Employers are concerned that the new Additional Paternity Leave (APL) rules will negatively impact their companies, according to law firm Davies Arnold Cooper.
The report shows 82% of employers surveyed think cost, absence or administrative burdens prove harmful.
The main employer concerns are cost of providing cover (35%), too many employees being absent (8%), administration costs (2%) or all of the above (48%)
But most employers (74%) think less than a quarter of eligible employees would take advantage of their new right to APL, which will enable new fathers to request up to six months’ paternity leave from April 2011 onwards.
The finding, that 64% of companies say at present less than a quarter of eligible employees in their organisations took any paternity leave, reinforces this.
When respondents stated they expected APL to be taken, half (53%) believed that employees would take less than one month of leave, while a further 43% believed employees would take no more than between one and three months.
Only 2% of respondents expect any of their employees to take the maximum six months available.
The self-certification process for the father concerned 76% of respondents, while 94% indicated they would prefer to be provided with information from the mother’s employer and a copy of the birth/adoption certificate automatically.
Whilst HMRC is going to undertake spot compliance checks, it does not seem that this sufficiently reassures employers.
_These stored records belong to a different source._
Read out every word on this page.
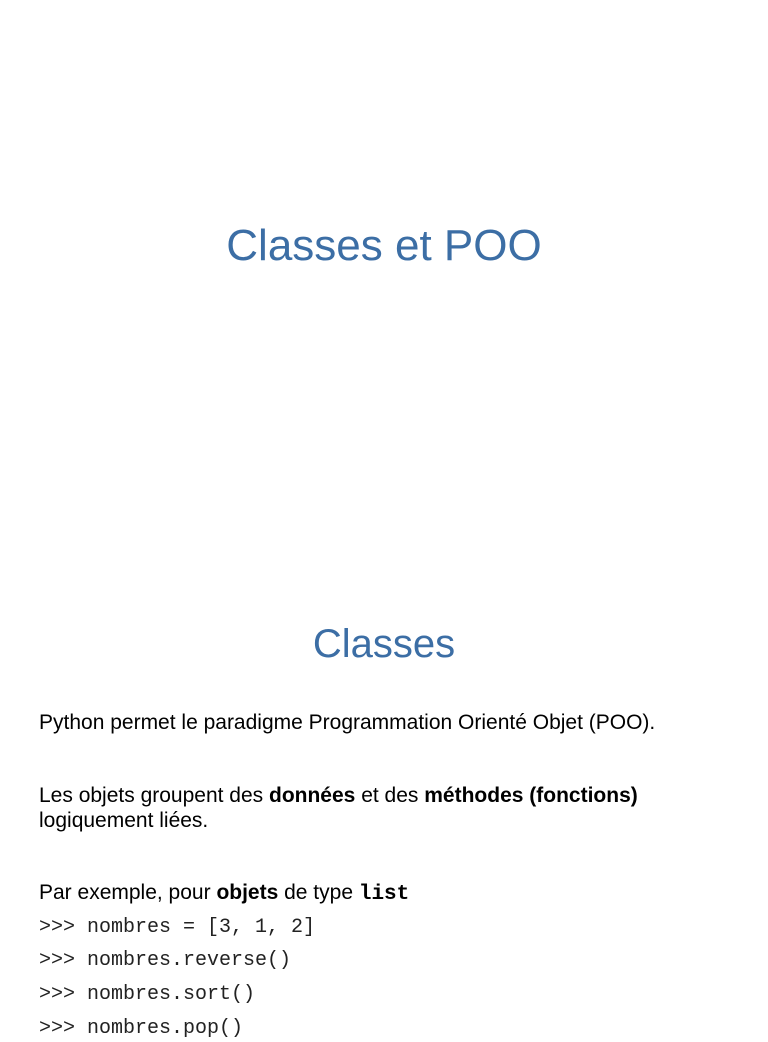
Classes et POO
Classes
Python permet le paradigme Programmation Orienté Objet (POO).
Les objets groupent des données et des méthodes (fonctions)
logiquement liées.
Par exemple, pour objets de type list
>>> nombres = [3, 1, 2]
>>> nombres.reverse()
>>> nombres.sort()
>>> nombres.pop()
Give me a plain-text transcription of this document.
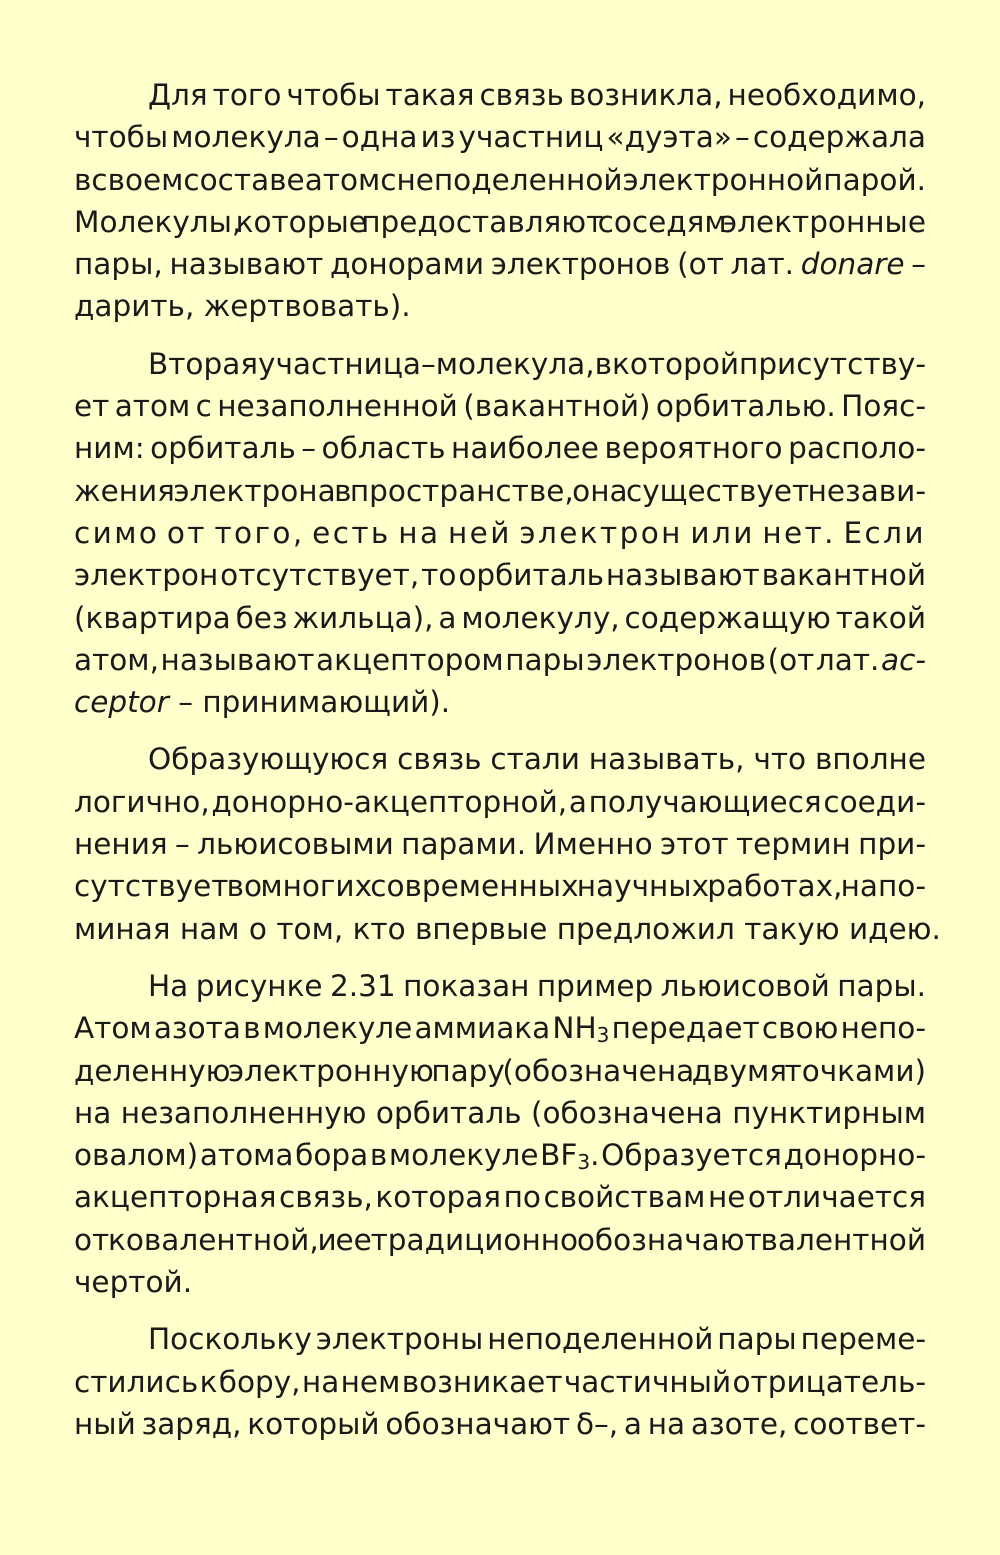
Для того чтобы такая связь возникла, необходимо,
чтобы молекула – одна из участниц «дуэта» – содержала
в своем составе атом с неподеленной электронной парой.
Молекулы, которые предоставляют соседям электронные
пары, называют донорами электронов (от лат. donare –
дарить, жертвовать).

Вторая участница – молекула, в которой присутству-
ет атом с незаполненной (вакантной) орбиталью. Пояс-
ним: орбиталь – область наиболее вероятного располо-
жения электрона в пространстве, она существует незави-
симо от того, есть на ней электрон или нет. Если
электрон отсутствует, то орбиталь называют вакантной
(квартира без жильца), а молекулу, содержащую такой
атом, называют акцептором пары электронов (от лат. ac-
ceptor – принимающий).

Образующуюся связь стали называть, что вполне
логично, донорно-акцепторной, а получающиеся соеди-
нения – льюисовыми парами. Именно этот термин при-
сутствует во многих современных научных работах, напо-
миная нам о том, кто впервые предложил такую идею.

На рисунке 2.31 показан пример льюисовой пары.
Атом азота в молекуле аммиака $NH_3$ передает свою непо-
деленную электронную пару (обозначена двумя точками)
на незаполненную орбиталь (обозначена пунктирным
овалом) атома бора в молекуле $BF_3$. Образуется донорно-
акцепторная связь, которая по свойствам не отличается
от ковалентной, и ее традиционно обозначают валентной
чертой.

Поскольку электроны неподеленной пары переме-
стились к бору, на нем возникает частичный отрицатель-
ный заряд, который обозначают δ–, а на азоте, соответ-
On a more positive note, 30% of respondents believed a benefit would be that mothers would return to work earlier and 42% also believed that greater flexibility in respect of childcare was advantageous to their organisation.
Wendy Trehy, partner and employment law specialist at Davies Arnold Cooper, said: “Despite the fact that there was a significant amount of consultation undertaken by the Government on the introduction of APL, employer opinion is divided and significant concerns remain. We will have to wait and see how many fathers do take up this right, what the costs to employers ultimately are and if this has the adverse impacts feared.
“Carefully tailored policies can eliminate many areas of concern; however, the cost to business will only be able to be assessed once we see how APL works with existing legislation.”